Sharjah24 – AFP: Teeth from mammoths buried in the Siberian permafrost for more than a million years have yielded the world's oldest DNA ever sequenced, according to a study published on Wednesday, shining the genetic searchlight into the deep past.
Researchers said the three specimens, one roughly 800,000 years old and two over a million years old, provide important insights into the giant Ice Age mammals, including the ancient heritage of the woolly mammoth.
The genomes far exceed the oldest previously sequenced DNA -- a horse dating between 780,000 to 560,000 years ago.
"This DNA is incredibly old. The samples are a thousand times older than Viking remains, and even pre-date the existence of humans and Neanderthals," said Love Dalen, a professor of evolutionary genetics at the Centre for Palaeogenetics in Stockholm, senior author of the study published in Nature.
The mammoths were originally discovered in the 1970s in Siberia and held at the Russian Academy of Sciences in Moscow.
Researchers first dated the specimens geologically, with comparisons to other species, like small rodents, known to be unique to particular time periods and found in the same sedimentary layers.
This suggested that two of the mammals were ancient steppe mammoths more than a million years old.
The youngest of the trio is one of the earliest woolly mammoths yet found.
While it had degraded into very small fragments, scientists were able to sequence tens of millions of chemical base pairs, which make up the strands of DNA, and conduct age estimates from genetic information.
This suggested that the oldest mammoth, named Krestovka, is even older at approximately 1.65 million years old, while the second, Adycha, is around 1.34 million years old, and the youngest Chukochya is 870,000 years old.

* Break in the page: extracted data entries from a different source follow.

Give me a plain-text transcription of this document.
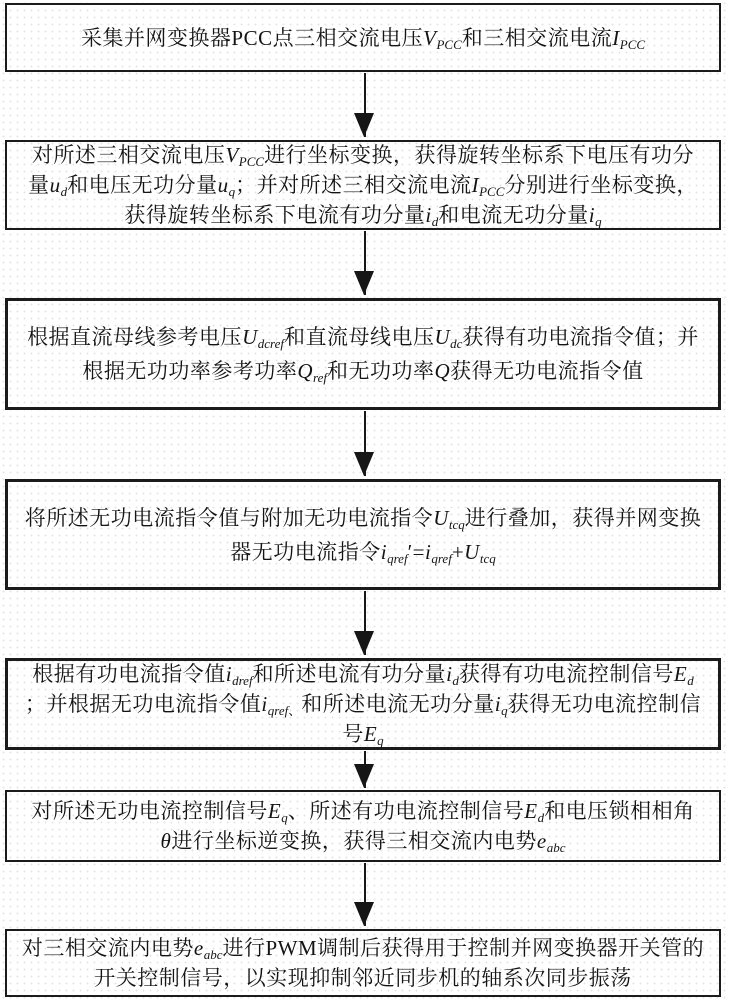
采集并网变换器PCC点三相交流电压$V_{PCC}$和三相交流电流$I_{PCC}$
对所述三相交流电压$V_{PCC}$进行坐标变换，获得旋转坐标系下电压有功分
量$u_d$和电压无功分量$u_q$；并对所述三相交流电流$I_{PCC}$分别进行坐标变换，
获得旋转坐标系下电流有功分量$i_d$和电流无功分量$i_q$
根据直流母线参考电压$U_{dcref}$和直流母线电压$U_{dc}$获得有功电流指令值；并
根据无功功率参考功率$Q_{ref}$和无功功率Q获得无功电流指令值
将所述无功电流指令值与附加无功电流指令$U_{tcq}$进行叠加，获得并网变换
器无功电流指令$i_{qref}'=i_{qref}+U_{tcq}$
根据有功电流指令值$i_{dref}$和所述电流有功分量$i_d$获得有功电流控制信号$E_d$
；并根据无功电流指令值$i_{qref、}$和所述电流无功分量$i_q$获得无功电流控制信
号$E_q$
对所述无功电流控制信号$E_q$、所述有功电流控制信号$E_d$和电压锁相相角
θ进行坐标逆变换，获得三相交流内电势$e_{abc}$
对三相交流内电势$e_{abc}$进行PWM调制后获得用于控制并网变换器开关管的
开关控制信号，以实现抑制邻近同步机的轴系次同步振荡
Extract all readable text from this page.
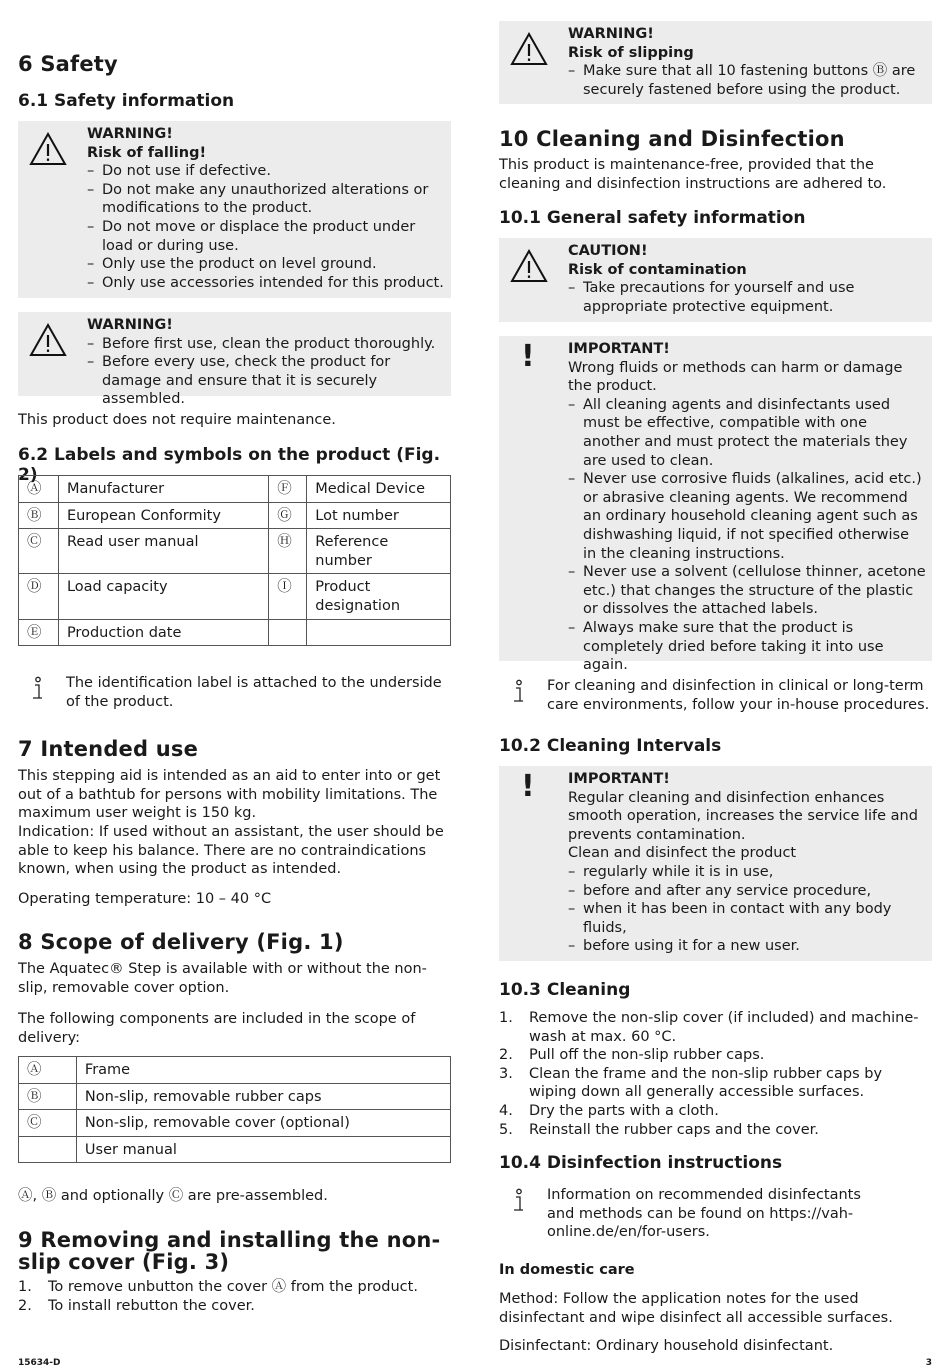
6 Safety
6.1 Safety information
WARNING!
Risk of falling!
– Do not use if defective.
– Do not make any unauthorized alterations or modifications to the product.
– Do not move or displace the product under load or during use.
– Only use the product on level ground.
– Only use accessories intended for this product.
WARNING!
– Before first use, clean the product thoroughly.
– Before every use, check the product for damage and ensure that it is securely assembled.

This product does not require maintenance.

6.2 Labels and symbols on the product (Fig. 2)
Ⓐ	Manufacturer	Ⓕ	Medical Device
Ⓑ	European Conformity	Ⓖ	Lot number
Ⓒ	Read user manual	Ⓗ	Reference number
Ⓓ	Load capacity	Ⓘ	Product designation
Ⓔ	Production date		
The identification label is attached to the underside of the product.
7 Intended use

This stepping aid is intended as an aid to enter into or get out of a bathtub for persons with mobility limitations. The maximum user weight is 150 kg.

Indication: If used without an assistant, the user should be able to keep his balance. There are no contraindications known, when using the product as intended.

Operating temperature: 10 – 40 °C

8 Scope of delivery (Fig. 1)

The Aquatec® Step is available with or without the non-slip, removable cover option.

The following components are included in the scope of delivery:

Ⓐ	Frame
Ⓑ	Non-slip, removable rubber caps
Ⓒ	Non-slip, removable cover (optional)
	User manual

Ⓐ, Ⓑ and optionally Ⓒ are pre-assembled.

9 Removing and installing the non-slip cover (Fig. 3)
1. To remove unbutton the cover Ⓐ from the product.
2. To install rebutton the cover.
WARNING!
Risk of slipping
– Make sure that all 10 fastening buttons Ⓑ are securely fastened before using the product.
10 Cleaning and Disinfection

This product is maintenance-free, provided that the cleaning and disinfection instructions are adhered to.

10.1 General safety information
CAUTION!
Risk of contamination
– Take precautions for yourself and use appropriate protective equipment.
! IMPORTANT!
Wrong fluids or methods can harm or damage the product.
– All cleaning agents and disinfectants used must be effective, compatible with one another and must protect the materials they are used to clean.
– Never use corrosive fluids (alkalines, acid etc.) or abrasive cleaning agents. We recommend an ordinary household cleaning agent such as dishwashing liquid, if not specified otherwise in the cleaning instructions.
– Never use a solvent (cellulose thinner, acetone etc.) that changes the structure of the plastic or dissolves the attached labels.
– Always make sure that the product is completely dried before taking it into use again.
For cleaning and disinfection in clinical or long-term care environments, follow your in-house procedures.
10.2 Cleaning Intervals
! IMPORTANT!
Regular cleaning and disinfection enhances smooth operation, increases the service life and prevents contamination.
Clean and disinfect the product
– regularly while it is in use,
– before and after any service procedure,
– when it has been in contact with any body fluids,
– before using it for a new user.
10.3 Cleaning
1. Remove the non-slip cover (if included) and machine-wash at max. 60 °C.
2. Pull off the non-slip rubber caps.
3. Clean the frame and the non-slip rubber caps by wiping down all generally accessible surfaces.
4. Dry the parts with a cloth.
5. Reinstall the rubber caps and the cover.
10.4 Disinfection instructions
Information on recommended disinfectants and methods can be found on https://vah-online.de/en/for-users.
In domestic care

Method: Follow the application notes for the used disinfectant and wipe disinfect all accessible surfaces.

Disinfectant: Ordinary household disinfectant.

15634-D	3
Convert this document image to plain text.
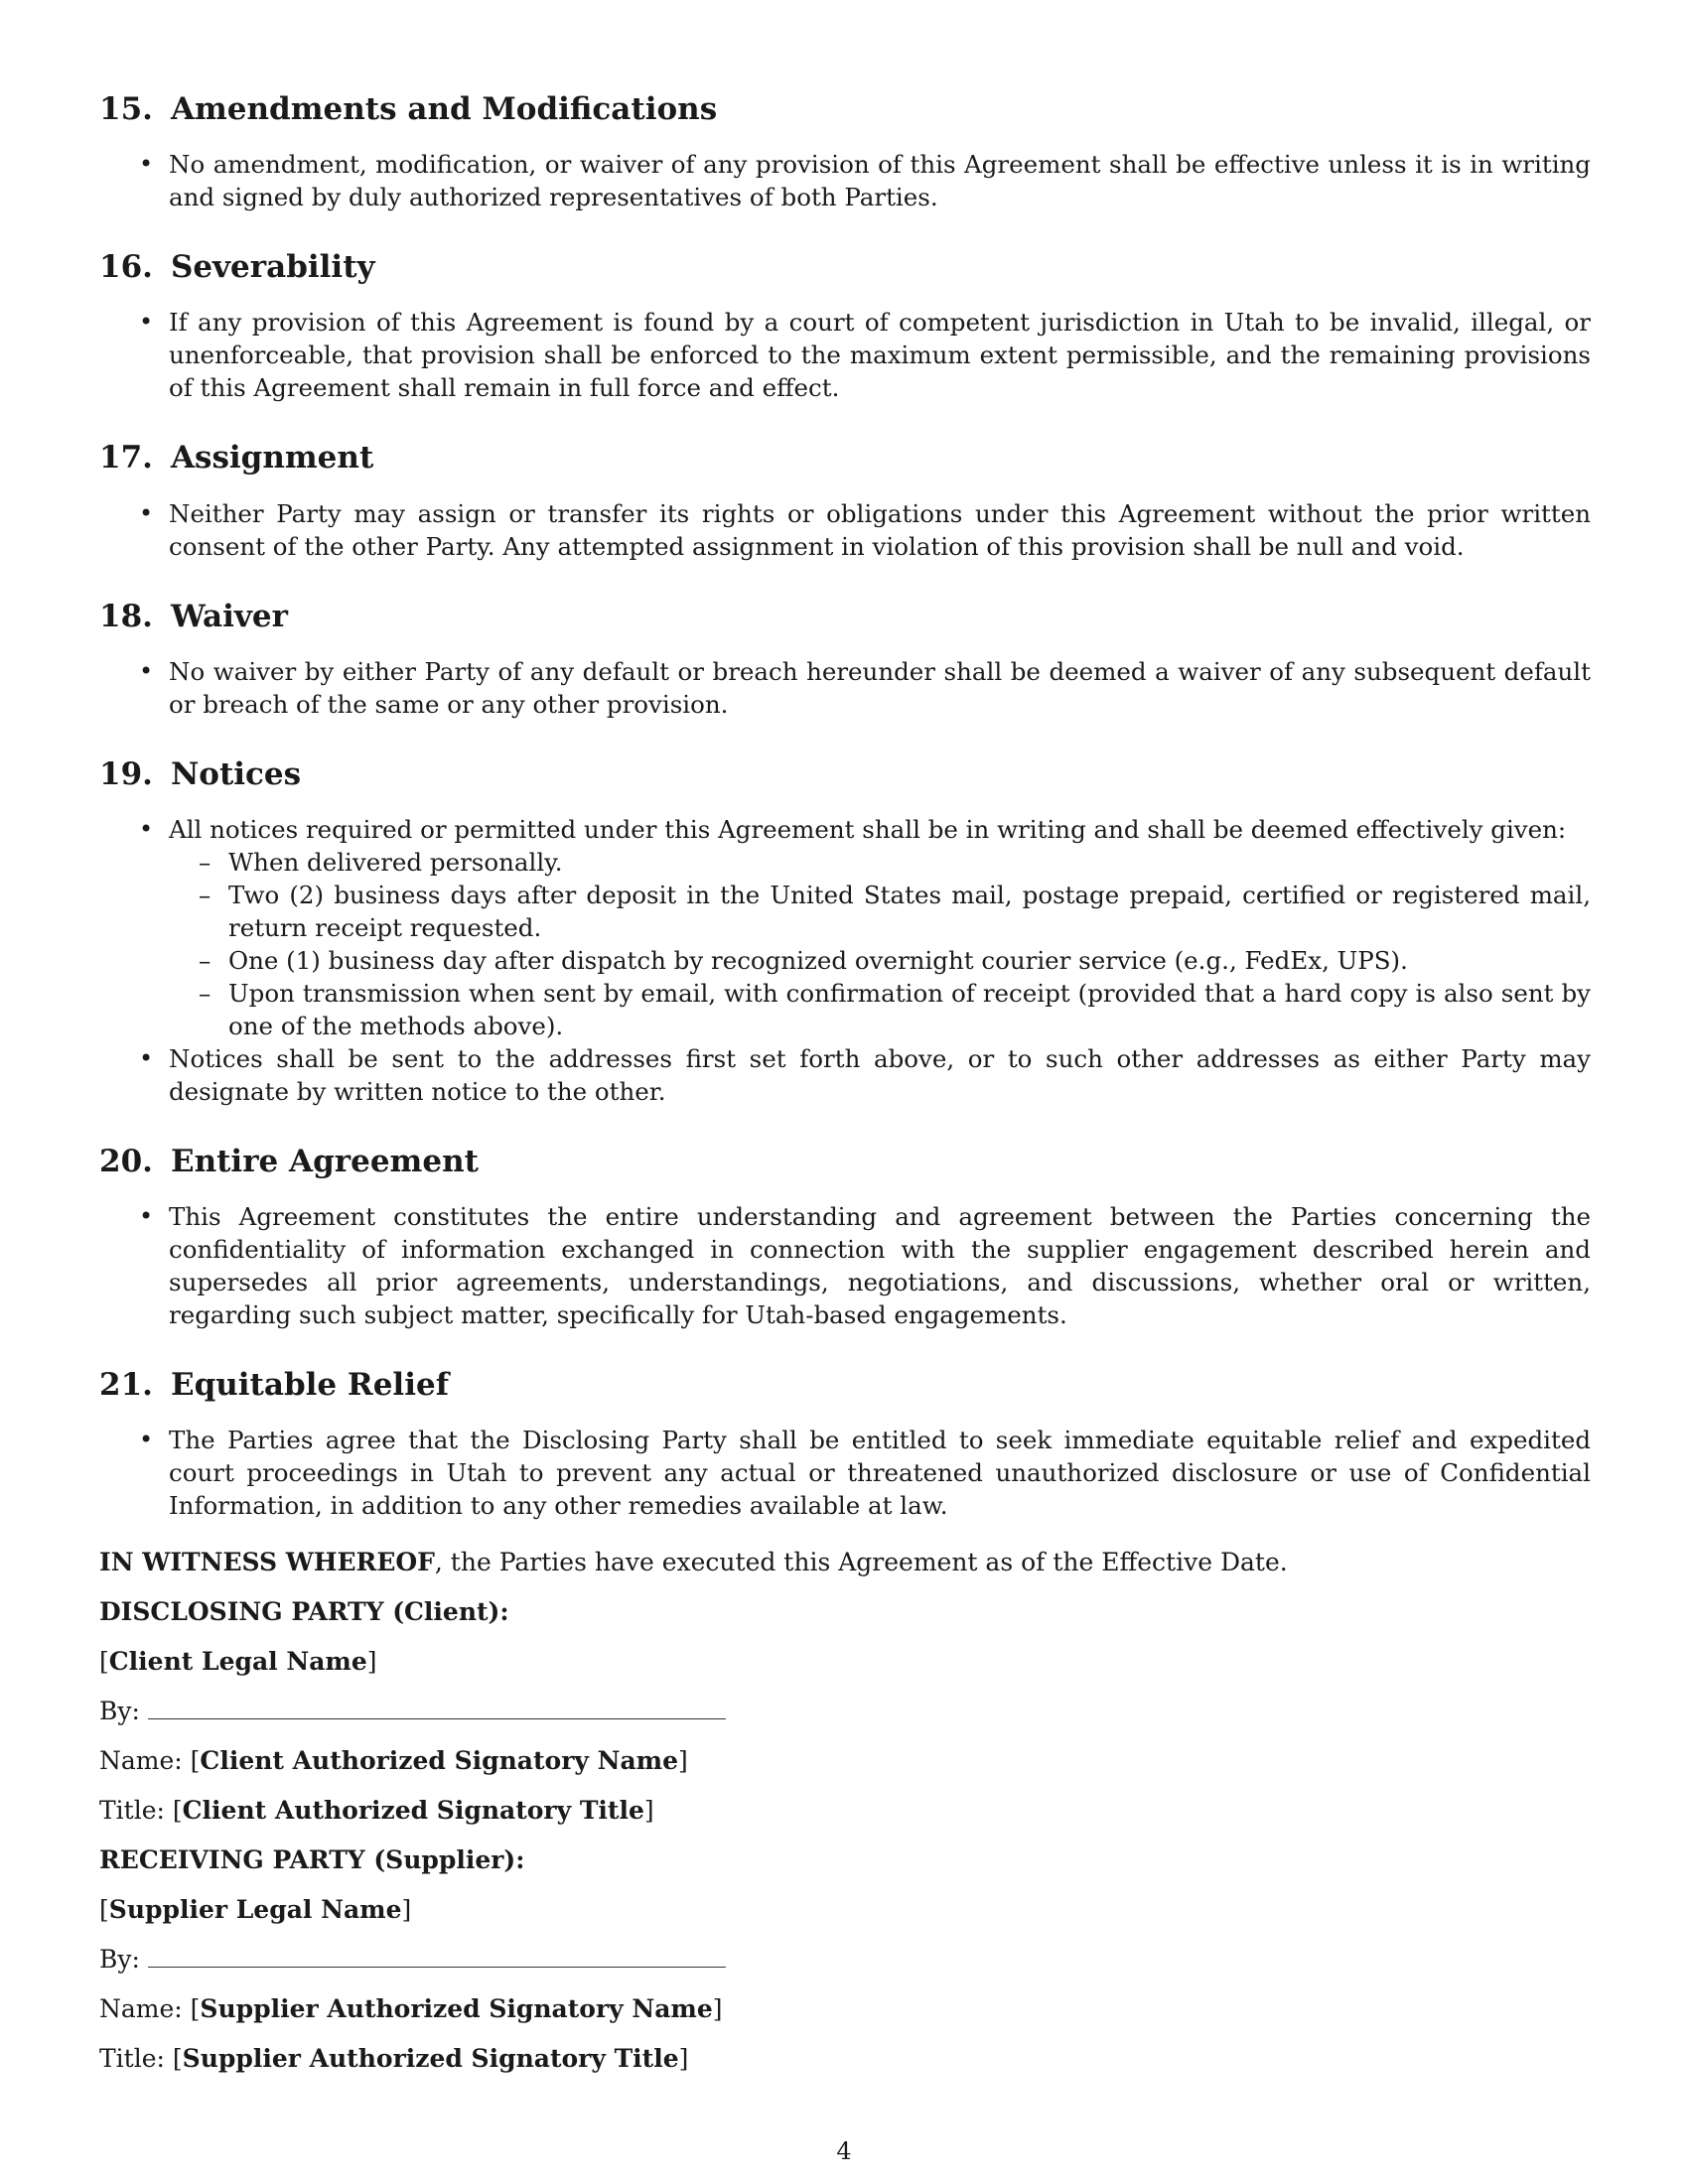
15. Amendments and Modifications
• No amendment, modification, or waiver of any provision of this Agreement shall be effective unless it is in writing and signed by duly authorized representatives of both Parties.
16. Severability
• If any provision of this Agreement is found by a court of competent jurisdiction in Utah to be invalid, illegal, or unenforceable, that provision shall be enforced to the maximum extent permissible, and the remaining provisions of this Agreement shall remain in full force and effect.
17. Assignment
• Neither Party may assign or transfer its rights or obligations under this Agreement without the prior written consent of the other Party. Any attempted assignment in violation of this provision shall be null and void.
18. Waiver
• No waiver by either Party of any default or breach hereunder shall be deemed a waiver of any subsequent default or breach of the same or any other provision.
19. Notices
• All notices required or permitted under this Agreement shall be in writing and shall be deemed effectively given:
– When delivered personally.
– Two (2) business days after deposit in the United States mail, postage prepaid, certified or registered mail, return receipt requested.
– One (1) business day after dispatch by recognized overnight courier service (e.g., FedEx, UPS).
– Upon transmission when sent by email, with confirmation of receipt (provided that a hard copy is also sent by one of the methods above).
• Notices shall be sent to the addresses first set forth above, or to such other addresses as either Party may designate by written notice to the other.
20. Entire Agreement
• This Agreement constitutes the entire understanding and agreement between the Parties concerning the confidentiality of information exchanged in connection with the supplier engagement described herein and supersedes all prior agreements, understandings, negotiations, and discussions, whether oral or written, regarding such subject matter, specifically for Utah-based engagements.
21. Equitable Relief
• The Parties agree that the Disclosing Party shall be entitled to seek immediate equitable relief and expedited court proceedings in Utah to prevent any actual or threatened unauthorized disclosure or use of Confidential Information, in addition to any other remedies available at law.
IN WITNESS WHEREOF, the Parties have executed this Agreement as of the Effective Date.
DISCLOSING PARTY (Client):
[Client Legal Name]
By:
Name: [Client Authorized Signatory Name]
Title: [Client Authorized Signatory Title]
RECEIVING PARTY (Supplier):
[Supplier Legal Name]
By:
Name: [Supplier Authorized Signatory Name]
Title: [Supplier Authorized Signatory Title]
4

The study found that the older Krestovka mammoth represents a previously unrecognised genetic lineage, which researchers estimated diverged from other mammoths around two million years ago and was ancestral to those that colonised North America.
The study also traced the lineage from the million-year-old Adycha steppe mammoth to Chukochya and other more recent woolly mammoths.
It found gene variants associated with life in the Arctic, like hairiness, thermoregulation, fat deposits and cold tolerance in the older specimen, suggesting mammoths were already hairy long before the woolly mammoth emerged.